The Raffle: A Calvin to the Sweepstakes Hobbes
Every six-year-old boy, at some time in his short life, comes up with the idea of running a raffle as an ingenious way of earning some easy money. It is then left to his sardonic stuffed animal friend to counsel him on the things he can do.
You can’t hold a raffle to raise funds for your local charity (or yourself). Raffles – a form of lottery which require a purchase or other consideration to enter – are illegal unless you are a charity or benevolent organization. And even then, the state and local governments try to test Ben Franklin’s advice to “do well by doing good.”
No start-up charities. Get a permit. Alert the police. No online. No credit cards. No cash or houses or alcohol prizes. No in Alabama, Hawaii and Utah.
But stop scratching your spiky blond hair and listen to that anthropomorphic tiger. Sweepstakes are still a viable alternative to help raise funds for charity. But don’t just jump into your little red wagon and roll down the hill willy-nilly. Like Hobbes, have a greater understanding of the consequences. Consider:
- No Donation Necessary. You can’t require a donation to enter, but you may be able to ask for one. You may need to give something in return for the donation (beyond an entry), since you don’t want to run afoul of gambling laws. And you don’t want anything from the charity in return, since you don’t want to be a professional fundraiser.

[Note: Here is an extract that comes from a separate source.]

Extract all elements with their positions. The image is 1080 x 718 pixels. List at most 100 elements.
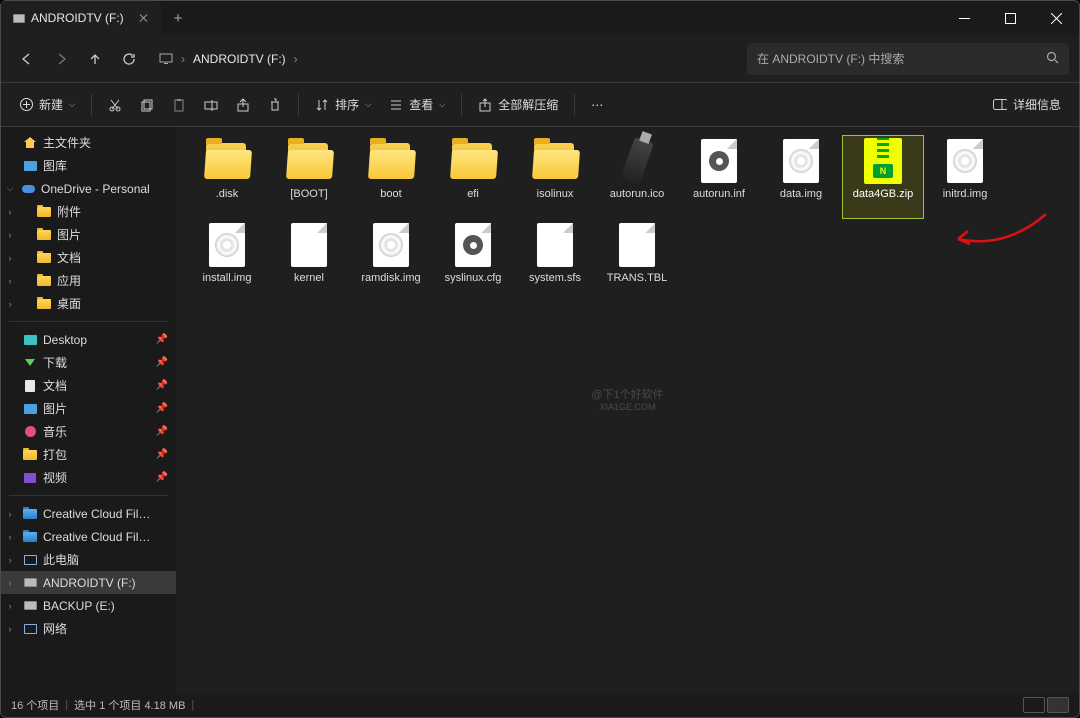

- Buy This To Enter and We’ll Donate a Portion to Charity. You can’t require a purchase to enter, but you can be a commercial coventurer and advertise that you’re donating a portion of the proceeds from the sale of your products to charity. This generally requires contracting with the charity, registration and bonding in six states, and recordkeeping.
With apologies to Hobbes, there is usually more than one way to skin a cat.